Hebt u weleens de kracht van het woord van God gevoeld? Hoe kunt u de kinderen in uw klas aan de hand van uw ervaringen inspireren?

Mogelijke activiteiten

  • Laat de kinderen denken aan iets of iemand krachtigs, of laat afbeeldingen van krachtige dingen zien. Wanneer is iets krachtig? Lees samen Alma 31:5 en vraag de kinderen wat dit vers volgens hen betekent. In welk opzicht is het woord van God krachtiger dan een zwaard? Welke kracht bezit het?

  • Vraag vooraf aan enkele kinderen om te bedenken wanneer de Schriften of een toespraak van een kerkleider hen hebben geïnspireerd om iets goeds te doen. Hoe komt het dat het woord van God hen aanspoorde om iets goeds te doen?

  • Zing samen een liedje over het woord van God, zoals ‘Lees, denk en bid’ of ‘Volg de profeet’ (Kinderliedjes, 66, 58–59).

Alma 31:8–35

Ik kan nederig zijn.

De Zoramieten deden veel dingen verkeerd, maar het was vooral hun hoogmoed die Alma verdrietig maakte. Dit is een goede gelegenheid om de kinderen het belang van nederigheid bij te brengen.

Mogelijke activiteiten

  • Zorg dat de kinderen het verschil tussen hoogmoed en nederigheid begrijpen. (Zie ‘Hoogmoed’ en ‘Nederig, nederigheid, vernederen, verootmoedigen (zich)’ in de Gids bij de Schriften.) Laat de kinderen beurtelings een vers uit Alma 31:24–28 voorlezen. U kunt ook samen ‘Hoofdstuk 28: De Zoramieten en de Rameümptom’ (Verhalen uit het Boek van Mormon, 78–90) lezen. Laat ze tijdens het lezen letten op de hoogmoed van de Zoramieten. Hoe liet Alma zien dat hij nederig was? (Zie Alma 31:30–33.)

  • Verdeel de klas in groepjes.

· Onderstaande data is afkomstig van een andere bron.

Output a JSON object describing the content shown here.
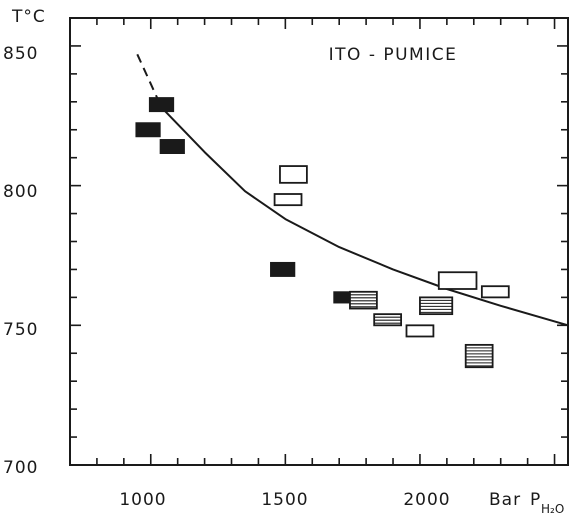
{
  "chart_data": {
    "type": "scatter",
    "title": "ITO - PUMICE",
    "ylabel": "T°C",
    "xlabel": "Bar",
    "xlabel_quantity": "P",
    "xlabel_subscript": "H₂O",
    "xlim": [
      700,
      2550
    ],
    "ylim": [
      700,
      860
    ],
    "xticks": [
      "1000",
      "1500",
      "2000"
    ],
    "yticks": [
      "700",
      "750",
      "800",
      "850"
    ],
    "grid": false,
    "legend": "none",
    "curve": {
      "description": "continuous trend, dashed at high-T end",
      "dashed_points": [
        [
          950,
          847
        ],
        [
          1040,
          828
        ]
      ],
      "solid_points": [
        [
          1040,
          828
        ],
        [
          1200,
          812
        ],
        [
          1350,
          798
        ],
        [
          1500,
          788
        ],
        [
          1700,
          778
        ],
        [
          1900,
          770
        ],
        [
          2100,
          763
        ],
        [
          2300,
          757
        ],
        [
          2550,
          750
        ]
      ]
    },
    "series": [
      {
        "style": "filled",
        "points": [
          {
            "x": 990,
            "y": 820,
            "w": 90,
            "h": 5
          },
          {
            "x": 1040,
            "y": 829,
            "w": 90,
            "h": 5
          },
          {
            "x": 1080,
            "y": 814,
            "w": 90,
            "h": 5
          },
          {
            "x": 1490,
            "y": 770,
            "w": 90,
            "h": 5
          },
          {
            "x": 1720,
            "y": 760,
            "w": 80,
            "h": 4
          }
        ]
      },
      {
        "style": "open",
        "points": [
          {
            "x": 1510,
            "y": 795,
            "w": 100,
            "h": 4
          },
          {
            "x": 1530,
            "y": 804,
            "w": 100,
            "h": 6
          },
          {
            "x": 2000,
            "y": 748,
            "w": 100,
            "h": 4
          },
          {
            "x": 2140,
            "y": 766,
            "w": 140,
            "h": 6
          },
          {
            "x": 2280,
            "y": 762,
            "w": 100,
            "h": 4
          }
        ]
      },
      {
        "style": "hatched",
        "points": [
          {
            "x": 1790,
            "y": 759,
            "w": 100,
            "h": 6
          },
          {
            "x": 1880,
            "y": 752,
            "w": 100,
            "h": 4
          },
          {
            "x": 2060,
            "y": 757,
            "w": 120,
            "h": 6
          },
          {
            "x": 2220,
            "y": 739,
            "w": 100,
            "h": 8
          }
        ]
      }
    ]
  }
}
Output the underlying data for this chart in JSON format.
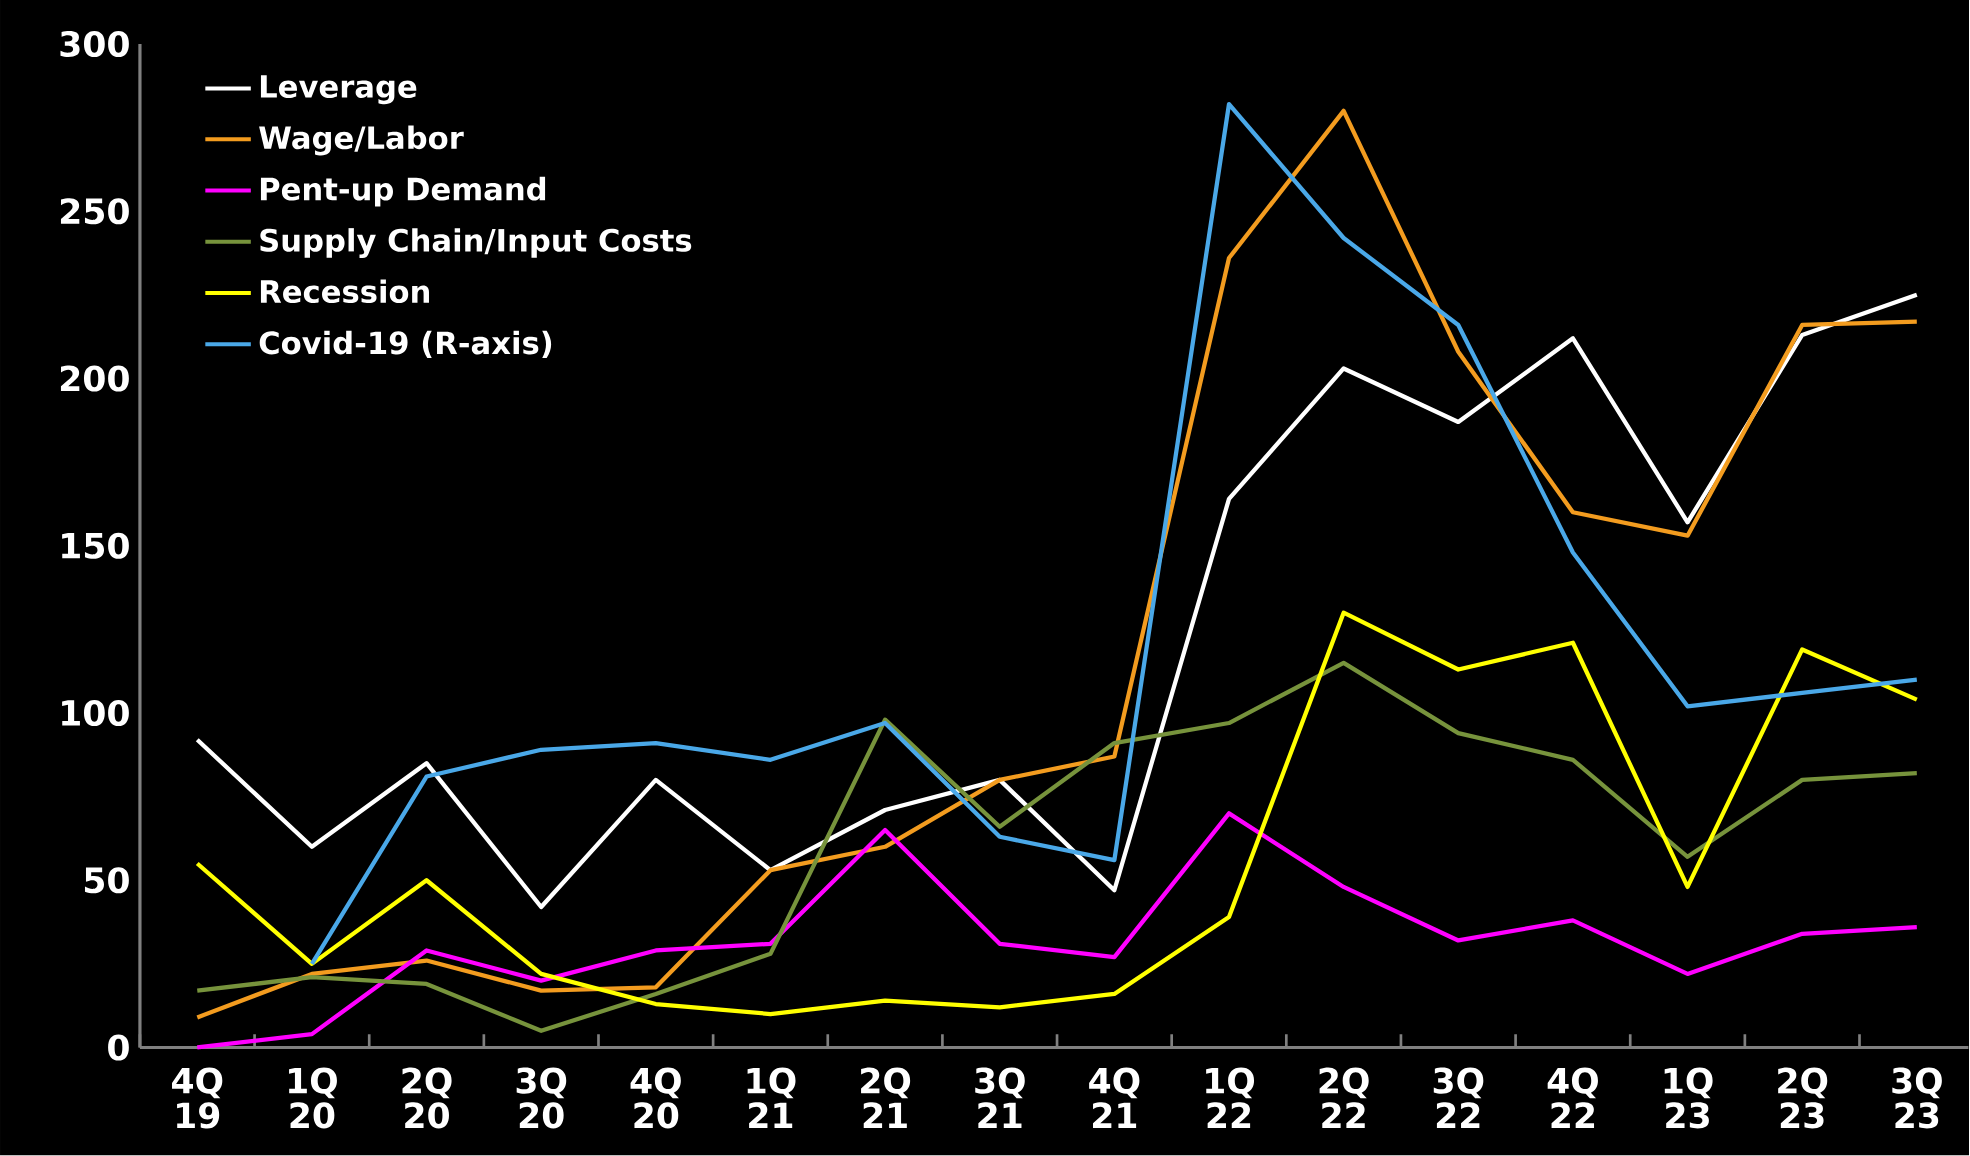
{
  "chart_data": {
    "type": "line",
    "categories": [
      "4Q 19",
      "1Q 20",
      "2Q 20",
      "3Q 20",
      "4Q 20",
      "1Q 21",
      "2Q 21",
      "3Q 21",
      "4Q 21",
      "1Q 22",
      "2Q 22",
      "3Q 22",
      "4Q 22",
      "1Q 23",
      "2Q 23",
      "3Q 23"
    ],
    "series": [
      {
        "name": "Leverage",
        "color": "#ffffff",
        "values": [
          92,
          60,
          85,
          42,
          80,
          53,
          71,
          80,
          47,
          164,
          203,
          187,
          212,
          157,
          213,
          225
        ]
      },
      {
        "name": "Wage/Labor",
        "color": "#f39c1f",
        "values": [
          9,
          22,
          26,
          17,
          18,
          53,
          60,
          80,
          87,
          236,
          280,
          208,
          160,
          153,
          216,
          217
        ]
      },
      {
        "name": "Pent-up Demand",
        "color": "#ff00ff",
        "values": [
          0,
          4,
          29,
          20,
          29,
          31,
          65,
          31,
          27,
          70,
          48,
          32,
          38,
          22,
          34,
          36
        ]
      },
      {
        "name": "Supply Chain/Input Costs",
        "color": "#77933c",
        "values": [
          17,
          21,
          19,
          5,
          16,
          28,
          98,
          66,
          91,
          97,
          115,
          94,
          86,
          57,
          80,
          82
        ]
      },
      {
        "name": "Recession",
        "color": "#ffff00",
        "values": [
          55,
          25,
          50,
          22,
          13,
          10,
          14,
          12,
          16,
          39,
          130,
          113,
          121,
          48,
          119,
          104
        ]
      },
      {
        "name": "Covid-19 (R-axis)",
        "color": "#4aa8e8",
        "values": [
          null,
          25,
          81,
          89,
          91,
          86,
          97,
          63,
          56,
          282,
          242,
          216,
          148,
          102,
          106,
          110
        ]
      }
    ],
    "ylim": [
      0,
      300
    ],
    "yticks": [
      0,
      50,
      100,
      150,
      200,
      250,
      300
    ],
    "legend": "top left",
    "marker": "none",
    "line_style": "solid",
    "grid": false
  }
}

Laat elk groepje het antwoord zoeken op de volgende vragen: Waarop hadden de Zoramieten hun zinnen gezet? (Zie Alma 31:24, 28.) Wat zijn enkele wereldse dingen waarop mensen tegenwoordig hun zinnen zetten? Waarom denken sommige mensen dat ze beter zijn dan anderen? Telkens als een groep antwoordt, laat u de kinderen op het bord een deel van de Rameümptom tekenen. Laat ze daarna iedere keer een deel van de toren uitwissen als ze een manier bedenken om nederigheid te tonen.

Afbeelding
Studie (pictogram)

Thuisstudie stimuleren

Moedig de kinderen aan om thuis te vertellen wat ze vandaag over de kracht van het woord van God hebben geleerd.

Ons onderwijs verbeteren

Help de kinderen om uit de Schriften te leren. Kleine kinderen kunnen nog niet goed lezen, maar ze kunnen wel iets uit de Schriften leren. U kunt een passage voorlezen en de kinderen laten opstaan of hun hand laten opsteken telkens als ze een bepaald woord of een bepaalde zinsnede horen. Zorg er daarna voor dat ze het woord of de zinsnede begrijpen. (Zie Onderwijzen naar het voorbeeld van de Heiland, 20–21.)